[net.news] Bad articles coming in - they contain batches

sdo@u1100a.UUCP (Scott Orshan) (08/15/84)

I've seen a few articles in the past few days that contain large
news batches at the end.  Examples are: 1249@sdcrdcf and 964@ihuxw.

Somewhere along the line, someone's batcher must have put the
wrong size on the "#! rnews <size>" line such that the next
unbatcher read through multiple articles until the size was
satisfied.  The articles that were trapped in the batches
(which were restricted to one news feed) have come in normally
through my other feed.

Has anyone else seen this problem lately?  Please check the above
articles and see if your site got bad copies.  I'd like to
know how far downstream I should look.

Sample format of bad article:

<Normal Article>
#! rnews <size1>
<Article of size 1>
#! rnews <size2>
<Article of size 2>
   .
   .
   .
#! rnews <size N>
<Part of an article of size N>

Obviously, the unbatcher stopped when it reached the original, wrong
size.
-- 

			Scott Orshan
			Bell Communications Research
			201-981-3064
			{ihnp4,allegra,pyuxww}!u1100a!sdo

sdo@u1100a.UUCP (Scott Orshan) (08/20/84)

Thanks to Mark Plotnick for finding that whuxle was causing
the batches to be built incorrectly (there was a new
stat.h format - the file sizes were being read wrong).
Anyway, the problem is solved.

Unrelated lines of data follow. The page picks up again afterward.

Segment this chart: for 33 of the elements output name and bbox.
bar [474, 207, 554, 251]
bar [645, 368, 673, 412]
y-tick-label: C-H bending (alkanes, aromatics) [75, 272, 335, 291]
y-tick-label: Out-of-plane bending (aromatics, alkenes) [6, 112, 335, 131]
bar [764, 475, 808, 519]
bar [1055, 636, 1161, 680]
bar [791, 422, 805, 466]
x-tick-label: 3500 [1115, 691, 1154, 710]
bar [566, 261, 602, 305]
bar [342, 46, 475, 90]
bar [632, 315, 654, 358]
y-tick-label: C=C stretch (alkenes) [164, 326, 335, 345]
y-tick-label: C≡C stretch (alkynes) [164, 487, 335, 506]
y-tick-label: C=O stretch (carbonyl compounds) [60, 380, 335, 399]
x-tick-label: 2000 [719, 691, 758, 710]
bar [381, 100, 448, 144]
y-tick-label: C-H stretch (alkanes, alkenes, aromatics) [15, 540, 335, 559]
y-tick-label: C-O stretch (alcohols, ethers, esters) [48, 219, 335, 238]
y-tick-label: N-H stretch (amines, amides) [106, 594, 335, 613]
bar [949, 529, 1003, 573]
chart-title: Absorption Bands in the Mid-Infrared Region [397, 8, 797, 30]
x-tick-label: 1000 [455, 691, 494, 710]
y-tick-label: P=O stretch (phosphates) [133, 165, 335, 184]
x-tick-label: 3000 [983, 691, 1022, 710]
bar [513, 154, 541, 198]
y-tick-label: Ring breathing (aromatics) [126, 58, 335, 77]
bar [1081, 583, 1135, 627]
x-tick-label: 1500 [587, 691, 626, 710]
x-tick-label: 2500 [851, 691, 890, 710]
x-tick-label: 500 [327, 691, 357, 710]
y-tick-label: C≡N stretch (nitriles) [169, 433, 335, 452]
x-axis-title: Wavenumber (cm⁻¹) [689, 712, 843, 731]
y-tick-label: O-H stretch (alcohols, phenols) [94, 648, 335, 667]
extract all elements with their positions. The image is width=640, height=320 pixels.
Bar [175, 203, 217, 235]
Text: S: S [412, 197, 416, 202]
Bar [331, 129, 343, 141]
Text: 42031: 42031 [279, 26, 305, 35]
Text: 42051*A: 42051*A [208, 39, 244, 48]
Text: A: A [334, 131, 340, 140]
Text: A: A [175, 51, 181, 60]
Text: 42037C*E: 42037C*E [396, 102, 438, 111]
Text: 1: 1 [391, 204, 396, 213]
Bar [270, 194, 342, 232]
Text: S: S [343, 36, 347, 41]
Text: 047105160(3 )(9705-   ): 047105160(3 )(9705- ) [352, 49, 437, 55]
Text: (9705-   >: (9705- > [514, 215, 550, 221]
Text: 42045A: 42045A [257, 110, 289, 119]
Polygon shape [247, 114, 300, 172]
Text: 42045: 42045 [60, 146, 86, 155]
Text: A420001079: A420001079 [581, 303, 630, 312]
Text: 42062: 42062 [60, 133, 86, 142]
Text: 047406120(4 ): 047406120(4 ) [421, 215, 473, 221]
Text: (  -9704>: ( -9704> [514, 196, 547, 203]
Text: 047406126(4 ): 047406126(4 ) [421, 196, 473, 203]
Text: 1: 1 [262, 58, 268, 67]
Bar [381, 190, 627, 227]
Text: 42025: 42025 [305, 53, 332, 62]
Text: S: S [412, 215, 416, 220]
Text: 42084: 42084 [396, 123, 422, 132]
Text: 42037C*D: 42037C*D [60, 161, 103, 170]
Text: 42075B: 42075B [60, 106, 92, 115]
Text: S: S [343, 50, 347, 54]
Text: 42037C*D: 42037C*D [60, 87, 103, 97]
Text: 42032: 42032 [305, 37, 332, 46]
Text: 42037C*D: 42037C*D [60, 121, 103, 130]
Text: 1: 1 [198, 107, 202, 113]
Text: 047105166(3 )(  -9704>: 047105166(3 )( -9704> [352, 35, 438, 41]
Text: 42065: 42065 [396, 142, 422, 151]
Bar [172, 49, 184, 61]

Thanks to all who checked the
articles I mentioned.
-- 

			Scott Orshan
			Bell Communications Research
			201-981-3064
			{ihnp4,allegra,pyuxww}!u1100a!sdo

kds@intelca.UUCP (Ken Shoemaker) (08/26/84)

Although I haven't seen any of this, I could see how it
could happen if a Eunice site tries to create batches....Because
the OS wizards at DEC (in their infinite wisdom) have thrust upon
users of VMS a veritable plethora of file types, the size
reported by a "stat" (or whatever) call may not correspond
to the number of characters you can read out of the file, but
rather to the amount of space taken up on the disk (what?
they aren't the same?  why would you assume that?)  You see,
VMS really likes to create its text files as variable length
records (I think they are called) which look like <line size><line
characters> as opposed to Unix which has <line characters>.
Consider yourself warned.....
-- 
Ken Shoemaker, Intel, Santa Clara, Ca.
{pur-ee,hplabs,amd,scgvaxd,dual,idi,omsvax}!intelca!kds
	
---the above views are personal.  They may not represent those of Intel.